Okay, so my teacher gave us this to solve: $$a + b/c = 2$$
In this equation he explained that there were many ways to do it. However, we were told to do it with at least two negative numbers. I was a bit stuck at this one, however, more than a couple of students in my class had figured it out anyway.
So one of the solutions to this problem was to do $ -1 -1/-1 = 2$ ( $-$ & $+$ becomes $-$ and then $-$ & $-$ becomes $+$). (Of course assigning $a$, $b$ and $c$ $-1$ as a value). Another solution was to do for example $-5 + 1/-2$ ($a=-5$ $b=1$ & $c=-2$ and the $- / -$ is $+$).
However, there was still something that didn't seem right, although I could see the logic of how these made the answer. But then I realized what was bugging me. The order of operations, which states that you always should do multiplication and division before addition and subtraction (which is something these equations do not follow). So I raised my hand and asked the teacher about this, and he just told me that this wasn't the case for these kind of math problems.

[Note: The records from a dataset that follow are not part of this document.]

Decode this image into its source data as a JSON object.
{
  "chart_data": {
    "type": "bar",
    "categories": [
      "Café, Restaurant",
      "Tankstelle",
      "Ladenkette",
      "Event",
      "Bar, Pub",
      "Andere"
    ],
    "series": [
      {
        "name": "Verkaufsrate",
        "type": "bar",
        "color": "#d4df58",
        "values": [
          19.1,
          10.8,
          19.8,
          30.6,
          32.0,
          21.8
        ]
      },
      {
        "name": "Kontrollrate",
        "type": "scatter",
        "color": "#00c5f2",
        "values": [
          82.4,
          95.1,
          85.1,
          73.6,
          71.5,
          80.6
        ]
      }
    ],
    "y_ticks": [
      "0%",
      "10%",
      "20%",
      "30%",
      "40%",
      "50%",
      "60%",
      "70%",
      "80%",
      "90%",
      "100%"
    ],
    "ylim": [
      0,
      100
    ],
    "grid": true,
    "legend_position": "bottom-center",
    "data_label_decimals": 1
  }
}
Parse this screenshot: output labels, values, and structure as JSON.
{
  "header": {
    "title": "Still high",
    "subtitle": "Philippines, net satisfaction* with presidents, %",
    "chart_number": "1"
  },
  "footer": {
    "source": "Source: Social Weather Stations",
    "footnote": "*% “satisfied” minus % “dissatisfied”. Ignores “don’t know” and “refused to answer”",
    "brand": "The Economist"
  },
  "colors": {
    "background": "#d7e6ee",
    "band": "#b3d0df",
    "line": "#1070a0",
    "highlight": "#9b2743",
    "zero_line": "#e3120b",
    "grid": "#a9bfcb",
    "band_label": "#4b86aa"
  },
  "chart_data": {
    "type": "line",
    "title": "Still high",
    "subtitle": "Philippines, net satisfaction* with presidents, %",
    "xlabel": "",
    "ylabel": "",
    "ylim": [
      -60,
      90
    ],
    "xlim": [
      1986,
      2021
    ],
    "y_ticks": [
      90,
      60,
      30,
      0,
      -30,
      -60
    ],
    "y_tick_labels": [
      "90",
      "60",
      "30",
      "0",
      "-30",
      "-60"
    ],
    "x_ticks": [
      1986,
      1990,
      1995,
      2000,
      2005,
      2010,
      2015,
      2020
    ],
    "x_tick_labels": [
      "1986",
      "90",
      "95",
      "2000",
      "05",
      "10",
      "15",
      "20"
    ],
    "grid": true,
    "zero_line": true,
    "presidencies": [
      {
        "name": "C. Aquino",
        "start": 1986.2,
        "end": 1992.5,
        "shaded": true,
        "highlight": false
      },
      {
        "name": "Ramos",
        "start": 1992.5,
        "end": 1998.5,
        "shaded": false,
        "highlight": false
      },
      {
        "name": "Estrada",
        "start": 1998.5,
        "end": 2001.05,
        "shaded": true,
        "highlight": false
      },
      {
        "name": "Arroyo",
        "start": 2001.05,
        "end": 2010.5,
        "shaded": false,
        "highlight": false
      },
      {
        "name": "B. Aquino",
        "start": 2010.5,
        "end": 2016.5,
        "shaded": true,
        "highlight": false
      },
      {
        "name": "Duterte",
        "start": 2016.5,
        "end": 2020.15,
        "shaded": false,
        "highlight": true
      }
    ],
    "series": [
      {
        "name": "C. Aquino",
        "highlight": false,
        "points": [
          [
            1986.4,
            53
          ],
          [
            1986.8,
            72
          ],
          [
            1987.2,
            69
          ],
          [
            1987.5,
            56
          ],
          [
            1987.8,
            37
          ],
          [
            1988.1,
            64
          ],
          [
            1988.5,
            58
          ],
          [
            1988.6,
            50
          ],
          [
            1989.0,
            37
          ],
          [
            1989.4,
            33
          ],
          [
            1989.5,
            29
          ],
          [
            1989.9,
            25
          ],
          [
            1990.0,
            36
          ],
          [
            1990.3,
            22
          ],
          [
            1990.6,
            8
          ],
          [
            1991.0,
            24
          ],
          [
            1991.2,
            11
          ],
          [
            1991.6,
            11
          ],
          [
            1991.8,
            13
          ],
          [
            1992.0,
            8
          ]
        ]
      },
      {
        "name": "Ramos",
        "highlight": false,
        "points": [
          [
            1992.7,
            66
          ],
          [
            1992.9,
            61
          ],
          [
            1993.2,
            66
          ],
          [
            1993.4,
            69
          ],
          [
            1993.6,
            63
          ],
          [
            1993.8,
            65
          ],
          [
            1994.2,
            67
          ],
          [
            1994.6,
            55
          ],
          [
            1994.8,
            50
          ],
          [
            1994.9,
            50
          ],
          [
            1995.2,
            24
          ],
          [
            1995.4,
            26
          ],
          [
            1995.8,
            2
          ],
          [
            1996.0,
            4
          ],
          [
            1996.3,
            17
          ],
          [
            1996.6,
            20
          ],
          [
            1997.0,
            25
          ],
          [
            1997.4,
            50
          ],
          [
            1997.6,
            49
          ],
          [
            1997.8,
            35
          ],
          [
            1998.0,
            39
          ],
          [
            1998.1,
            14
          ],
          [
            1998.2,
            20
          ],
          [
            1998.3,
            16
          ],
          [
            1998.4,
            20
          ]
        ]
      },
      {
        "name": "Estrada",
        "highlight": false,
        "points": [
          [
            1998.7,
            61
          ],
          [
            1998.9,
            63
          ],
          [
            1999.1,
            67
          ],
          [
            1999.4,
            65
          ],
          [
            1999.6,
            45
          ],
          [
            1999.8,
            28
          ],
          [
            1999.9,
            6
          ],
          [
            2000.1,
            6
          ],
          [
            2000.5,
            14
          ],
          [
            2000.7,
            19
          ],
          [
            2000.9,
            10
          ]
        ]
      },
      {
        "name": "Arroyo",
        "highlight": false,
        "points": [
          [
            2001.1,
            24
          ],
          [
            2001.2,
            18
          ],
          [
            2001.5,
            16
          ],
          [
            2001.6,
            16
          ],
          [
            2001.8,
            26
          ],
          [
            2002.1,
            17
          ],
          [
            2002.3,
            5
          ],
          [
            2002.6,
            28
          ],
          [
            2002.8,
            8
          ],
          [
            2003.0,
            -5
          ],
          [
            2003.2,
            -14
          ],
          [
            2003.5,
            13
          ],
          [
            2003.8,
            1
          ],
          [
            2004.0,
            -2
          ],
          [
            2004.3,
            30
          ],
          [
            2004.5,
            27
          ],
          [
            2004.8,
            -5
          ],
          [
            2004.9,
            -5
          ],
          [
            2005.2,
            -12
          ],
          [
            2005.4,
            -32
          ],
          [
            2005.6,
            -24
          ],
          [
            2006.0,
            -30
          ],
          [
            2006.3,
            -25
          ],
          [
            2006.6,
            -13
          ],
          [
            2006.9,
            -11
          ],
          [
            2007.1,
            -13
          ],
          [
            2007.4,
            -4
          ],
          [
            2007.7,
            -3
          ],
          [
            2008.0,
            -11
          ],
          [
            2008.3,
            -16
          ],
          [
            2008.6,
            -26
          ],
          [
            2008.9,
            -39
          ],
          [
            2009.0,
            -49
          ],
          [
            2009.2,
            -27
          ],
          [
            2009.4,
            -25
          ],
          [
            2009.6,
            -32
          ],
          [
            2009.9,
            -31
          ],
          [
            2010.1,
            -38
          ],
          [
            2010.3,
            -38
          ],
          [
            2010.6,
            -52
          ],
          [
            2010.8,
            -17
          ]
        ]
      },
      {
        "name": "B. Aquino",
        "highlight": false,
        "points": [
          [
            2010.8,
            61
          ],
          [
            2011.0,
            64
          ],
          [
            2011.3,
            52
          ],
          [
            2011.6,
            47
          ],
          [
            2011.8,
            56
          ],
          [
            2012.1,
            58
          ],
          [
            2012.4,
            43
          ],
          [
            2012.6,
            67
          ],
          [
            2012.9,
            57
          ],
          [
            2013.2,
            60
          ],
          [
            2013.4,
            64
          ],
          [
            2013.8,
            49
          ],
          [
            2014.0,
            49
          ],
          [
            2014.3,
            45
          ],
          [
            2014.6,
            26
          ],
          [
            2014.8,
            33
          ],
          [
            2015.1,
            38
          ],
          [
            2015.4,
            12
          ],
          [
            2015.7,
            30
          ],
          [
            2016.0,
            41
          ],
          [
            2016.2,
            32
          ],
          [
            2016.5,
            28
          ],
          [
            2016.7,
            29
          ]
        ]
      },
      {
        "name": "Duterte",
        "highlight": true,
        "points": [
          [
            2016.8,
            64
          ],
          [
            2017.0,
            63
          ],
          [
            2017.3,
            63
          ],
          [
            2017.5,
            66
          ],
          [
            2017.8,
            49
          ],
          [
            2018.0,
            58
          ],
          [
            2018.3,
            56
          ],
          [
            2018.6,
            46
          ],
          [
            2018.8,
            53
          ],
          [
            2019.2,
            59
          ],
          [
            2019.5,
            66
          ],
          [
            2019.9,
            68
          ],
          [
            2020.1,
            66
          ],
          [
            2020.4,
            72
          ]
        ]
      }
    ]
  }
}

He also told me that he had no logical answer to why it wasn't. However, I also asked another (outside) person about this (whom is exeptionally good at math), and she told me that it didn't matter if it was letters (algebra) or just normal numbers, the order of operations would still have to be used. In which case what I learned in class is wrong. So my question is, what is right and what is wrong? And also why?
If anyone could help med with this it'd be awesome! Kind regards ~